Growth, Profitability and Compensation How Much is Too Much? (And is this the right question to ask?)

Growth Standard: Growth rates are sustainable and appropriate for market conditions, allowing for high service quality. Essential Practice: The institution sets sustainable target growth rates for all branches/regions and for all products, considering both internal factors (e.g., staffing, information systems, financing) and external factors (e.g., competition, market saturation, client over-indebtedness).

Profitability Standards: The institution’s financing structure is appropriate to a double bottom line institution in its mix of sources, terms, and desired returns. Pursuit of profits does not undermine the long- term sustainability of the institution or client well-being.
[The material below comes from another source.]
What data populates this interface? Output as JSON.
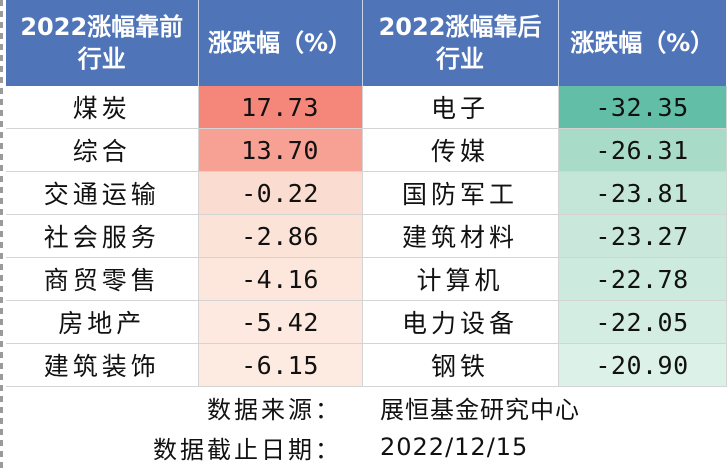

Profitability Essential Practices: The institution and its investors align upfront their desired level of returns and how those returns will be allocated … The Board establishes desired ranges for risk-adjusted return on assets (ROA), risk-adjusted return on equity (ROE) and other relevant profitability ratios … The institution works with investors whose expected time horizons and exit strategies are aligned with the institution’s social goals and stage of development.
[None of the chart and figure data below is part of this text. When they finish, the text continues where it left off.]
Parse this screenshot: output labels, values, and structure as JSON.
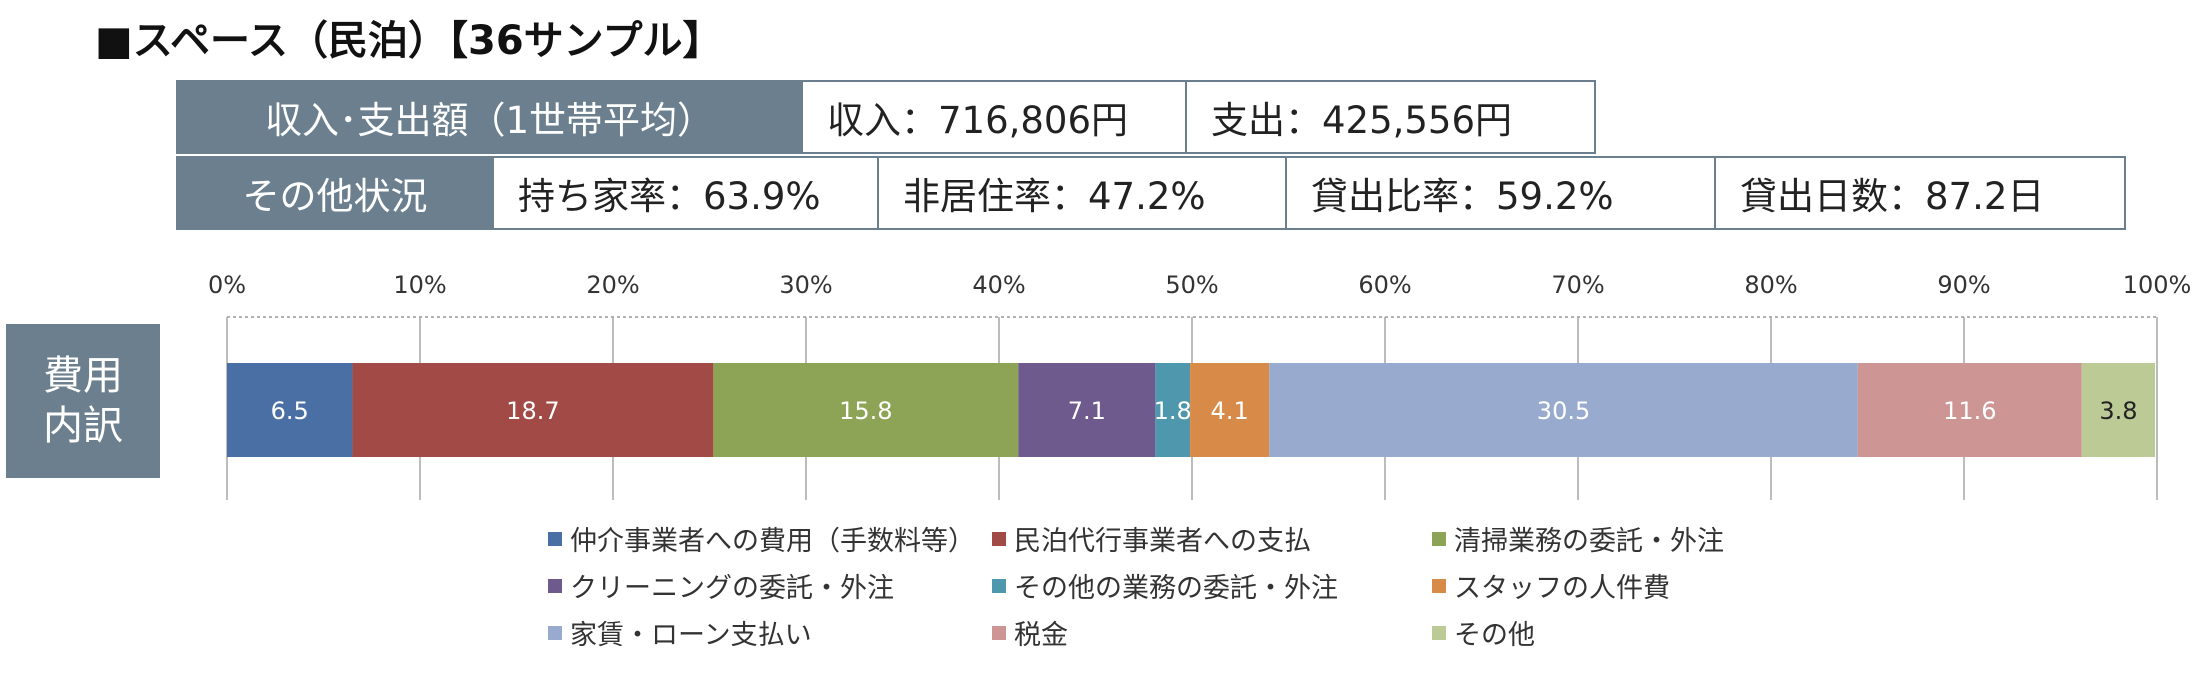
{
  "title": "■スペース（民泊）【36サンプル】",
  "summary": {
    "income_header": "収入･支出額（1世帯平均）",
    "income": "収入：716,806円",
    "expense": "支出：425,556円",
    "other_header": "その他状況",
    "ownership": "持ち家率：63.9%",
    "non_residence": "非居住率：47.2%",
    "rental_ratio": "貸出比率：59.2%",
    "rental_days": "貸出日数：87.2日"
  },
  "side_label": {
    "line1": "費用",
    "line2": "内訳"
  },
  "chart_data": {
    "type": "bar",
    "orientation": "horizontal",
    "stacked": true,
    "title": "",
    "xlabel": "",
    "ylabel": "",
    "xlim": [
      0,
      100
    ],
    "ticks": [
      "0%",
      "10%",
      "20%",
      "30%",
      "40%",
      "50%",
      "60%",
      "70%",
      "80%",
      "90%",
      "100%"
    ],
    "grid": true,
    "legend_position": "bottom",
    "series": [
      {
        "name": "仲介事業者への費用（手数料等）",
        "value": 6.5,
        "label": "6.5",
        "color": "#4a6fa5"
      },
      {
        "name": "民泊代行事業者への支払",
        "value": 18.7,
        "label": "18.7",
        "color": "#a14a46"
      },
      {
        "name": "清掃業務の委託・外注",
        "value": 15.8,
        "label": "15.8",
        "color": "#8da356"
      },
      {
        "name": "クリーニングの委託・外注",
        "value": 7.1,
        "label": "7.1",
        "color": "#6f5a8e"
      },
      {
        "name": "その他の業務の委託・外注",
        "value": 1.8,
        "label": "1.8",
        "color": "#4f97ad"
      },
      {
        "name": "スタッフの人件費",
        "value": 4.1,
        "label": "4.1",
        "color": "#d88a48"
      },
      {
        "name": "家賃・ローン支払い",
        "value": 30.5,
        "label": "30.5",
        "color": "#98abcf"
      },
      {
        "name": "税金",
        "value": 11.6,
        "label": "11.6",
        "color": "#cd9593"
      },
      {
        "name": "その他",
        "value": 3.8,
        "label": "3.8",
        "color": "#bccb96"
      }
    ]
  }
}
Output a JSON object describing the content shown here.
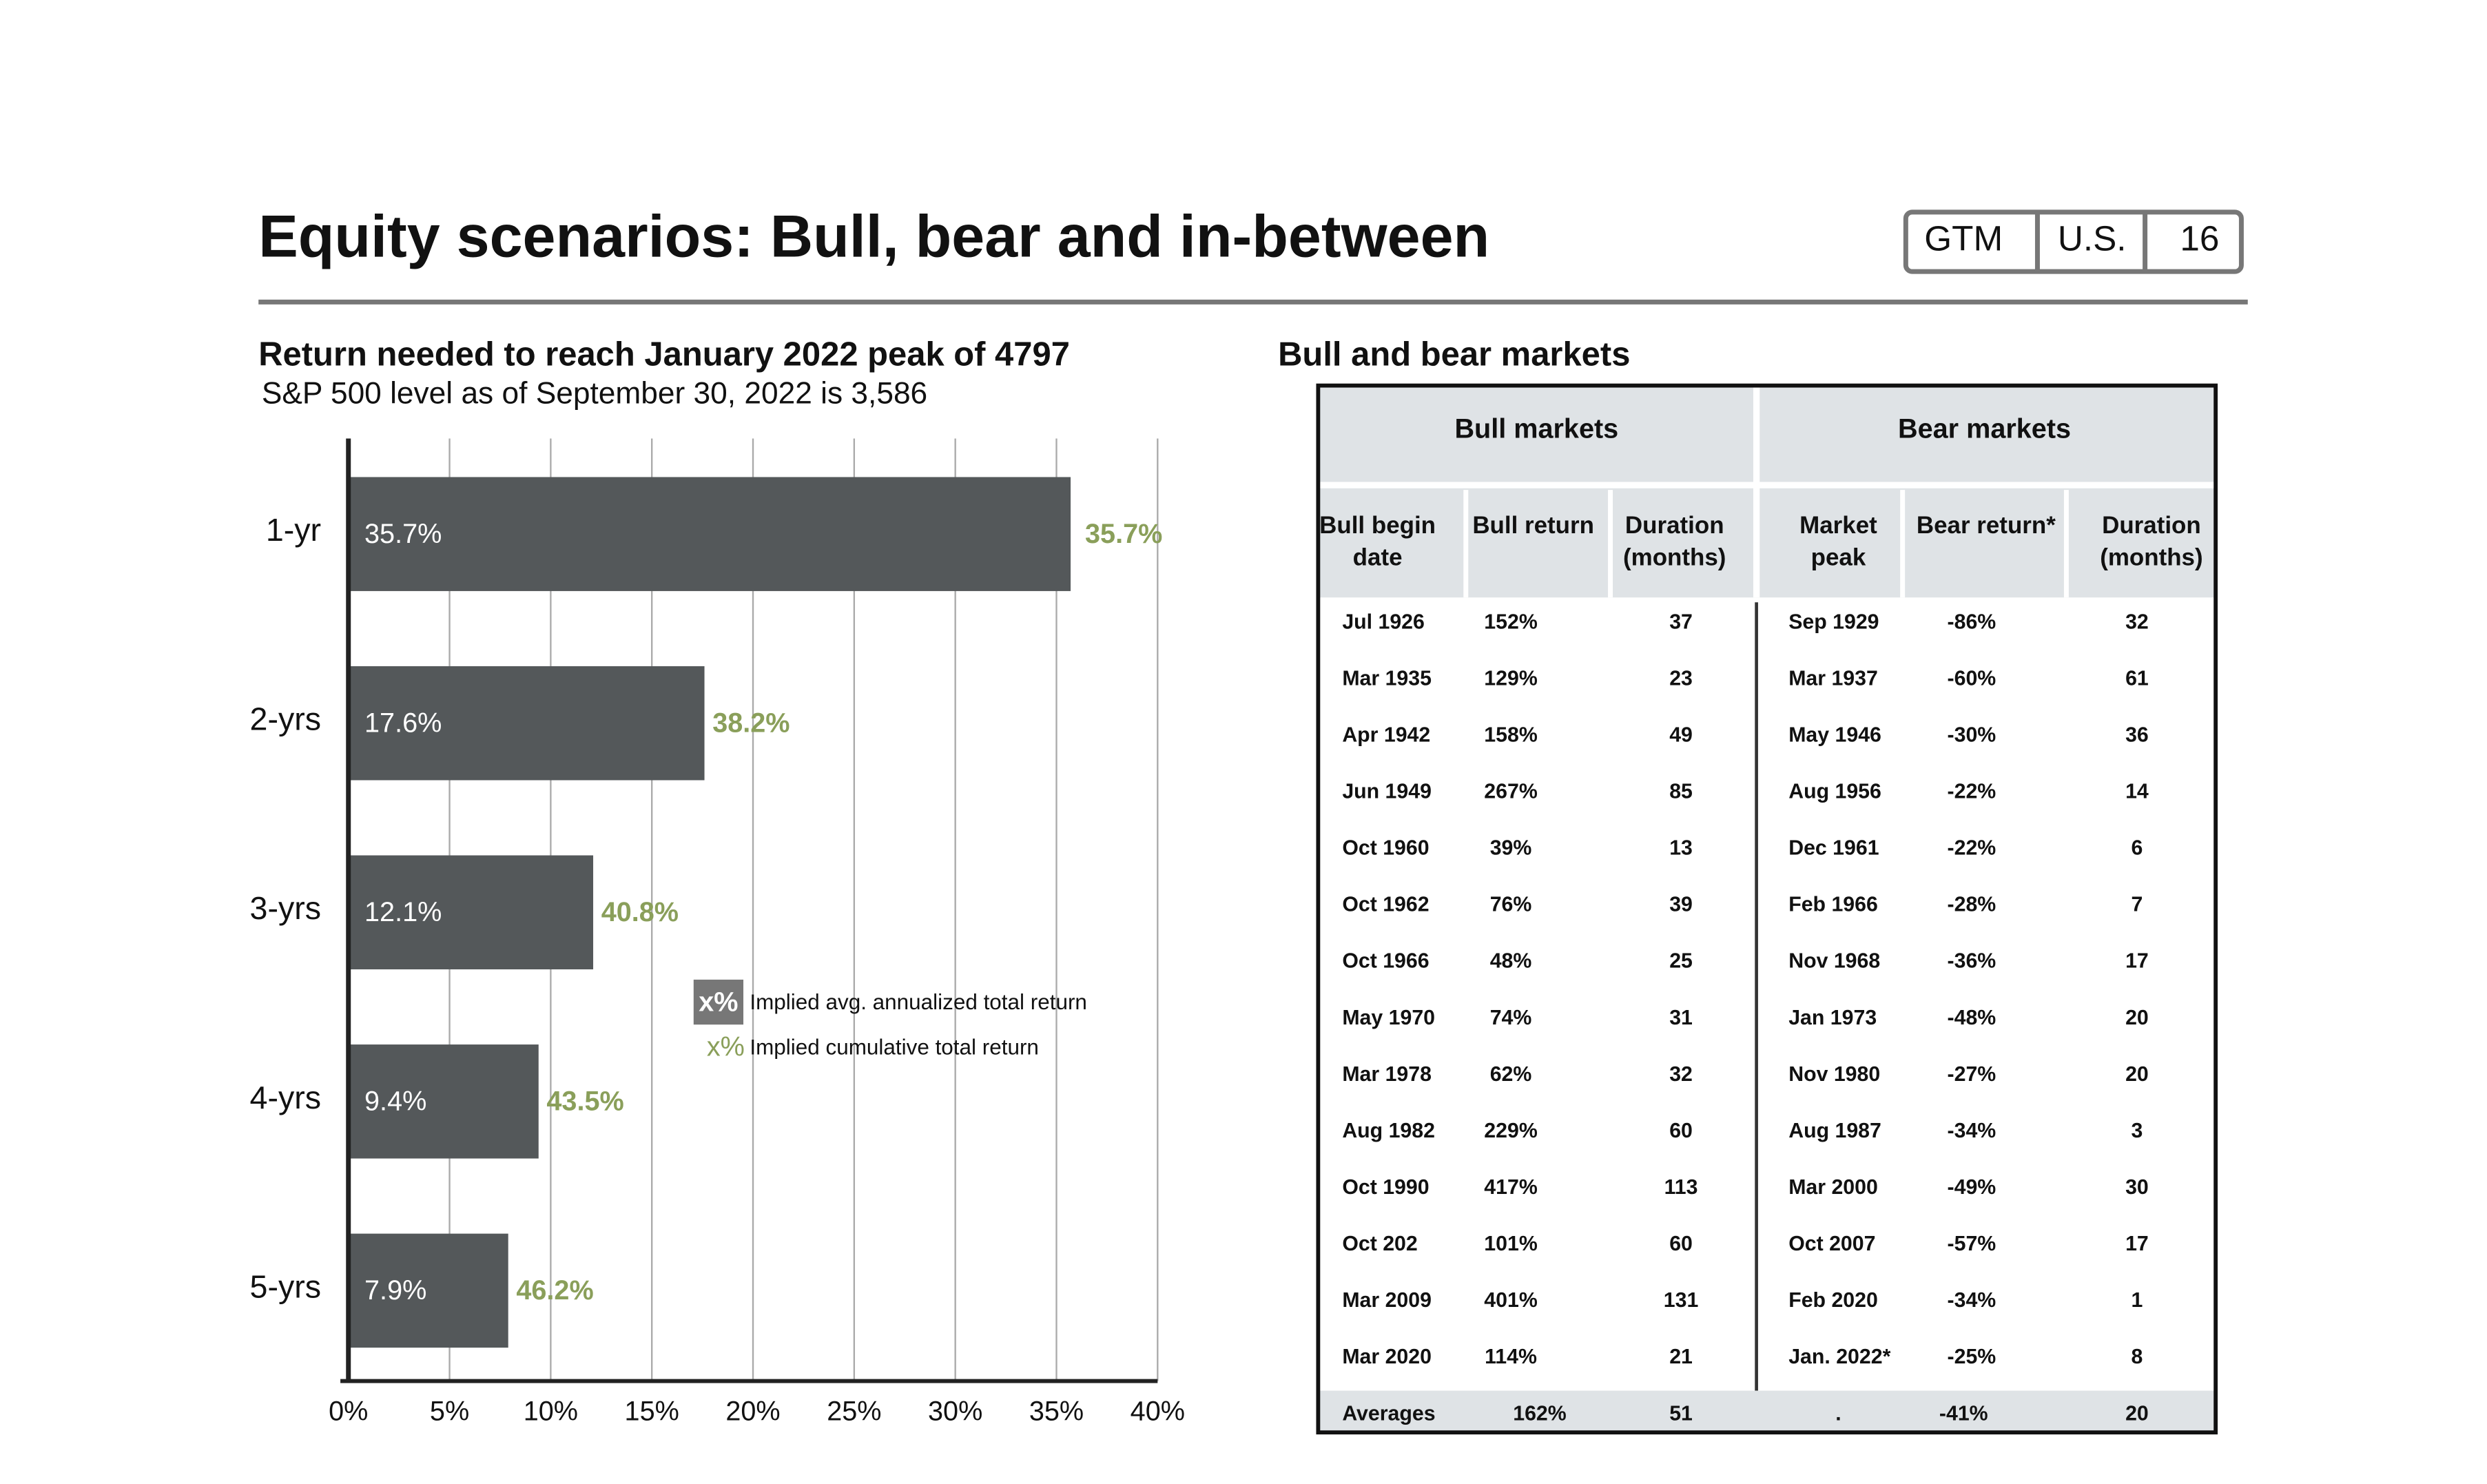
{
  "header": {
    "title": "Equity scenarios: Bull, bear and in-between",
    "tags": [
      "GTM",
      "U.S.",
      "16"
    ]
  },
  "chart_data": {
    "type": "bar",
    "orientation": "horizontal",
    "title": "Return needed to reach January 2022 peak of 4797",
    "subtitle": "S&P 500 level as of September 30, 2022 is 3,586",
    "categories": [
      "1-yr",
      "2-yrs",
      "3-yrs",
      "4-yrs",
      "5-yrs"
    ],
    "series": [
      {
        "name": "Implied avg. annualized total return",
        "color": "#54585a",
        "values": [
          35.7,
          17.6,
          12.1,
          9.4,
          7.9
        ],
        "value_labels": [
          "35.7%",
          "17.6%",
          "12.1%",
          "9.4%",
          "7.9%"
        ]
      },
      {
        "name": "Implied cumulative total return",
        "color": "#8a9f5a",
        "values": [
          35.7,
          38.2,
          40.8,
          43.5,
          46.2
        ],
        "value_labels": [
          "35.7%",
          "38.2%",
          "40.8%",
          "43.5%",
          "46.2%"
        ]
      }
    ],
    "legend_symbol": "x%",
    "xlim": [
      0,
      40
    ],
    "xticks": [
      {
        "value": 0,
        "label": "0%"
      },
      {
        "value": 5,
        "label": "5%"
      },
      {
        "value": 10,
        "label": "10%"
      },
      {
        "value": 15,
        "label": "15%"
      },
      {
        "value": 20,
        "label": "20%"
      },
      {
        "value": 25,
        "label": "25%"
      },
      {
        "value": 30,
        "label": "30%"
      },
      {
        "value": 35,
        "label": "35%"
      },
      {
        "value": 40,
        "label": "40%"
      }
    ],
    "grid": true
  },
  "table": {
    "title": "Bull and bear markets",
    "groups": [
      "Bull markets",
      "Bear markets"
    ],
    "columns": [
      [
        "Bull begin",
        "date"
      ],
      [
        "Bull return"
      ],
      [
        "Duration",
        "(months)"
      ],
      [
        "Market",
        "peak"
      ],
      [
        "Bear return*"
      ],
      [
        "Duration",
        "(months)"
      ]
    ],
    "rows": [
      [
        "Jul 1926",
        "152%",
        "37",
        "Sep 1929",
        "-86%",
        "32"
      ],
      [
        "Mar 1935",
        "129%",
        "23",
        "Mar 1937",
        "-60%",
        "61"
      ],
      [
        "Apr 1942",
        "158%",
        "49",
        "May 1946",
        "-30%",
        "36"
      ],
      [
        "Jun 1949",
        "267%",
        "85",
        "Aug 1956",
        "-22%",
        "14"
      ],
      [
        "Oct 1960",
        "39%",
        "13",
        "Dec 1961",
        "-22%",
        "6"
      ],
      [
        "Oct 1962",
        "76%",
        "39",
        "Feb 1966",
        "-28%",
        "7"
      ],
      [
        "Oct 1966",
        "48%",
        "25",
        "Nov 1968",
        "-36%",
        "17"
      ],
      [
        "May 1970",
        "74%",
        "31",
        "Jan 1973",
        "-48%",
        "20"
      ],
      [
        "Mar 1978",
        "62%",
        "32",
        "Nov 1980",
        "-27%",
        "20"
      ],
      [
        "Aug 1982",
        "229%",
        "60",
        "Aug 1987",
        "-34%",
        "3"
      ],
      [
        "Oct 1990",
        "417%",
        "113",
        "Mar 2000",
        "-49%",
        "30"
      ],
      [
        "Oct 202",
        "101%",
        "60",
        "Oct 2007",
        "-57%",
        "17"
      ],
      [
        "Mar 2009",
        "401%",
        "131",
        "Feb 2020",
        "-34%",
        "1"
      ],
      [
        "Mar 2020",
        "114%",
        "21",
        "Jan. 2022*",
        "-25%",
        "8"
      ]
    ],
    "averages": [
      "Averages",
      "162%",
      "51",
      ".",
      "-41%",
      "20"
    ]
  }
}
Compensation Standard: The institution offers compensation to senior managers that is appropriate to a double bottom line institution. Essential Practices: The institution transparently discloses compensation (defined as salary, benefits, bonuses, stock options, and cash value of perquisites) to regulators, donors, and investors, upon request. The institution calculates the difference between the average compensation of its top level executives (e.g., CEO, CFO) and its field employees, and evaluates whether this spread is consistent with the institution’s mission, social goals, and commitment to treat employees responsibly.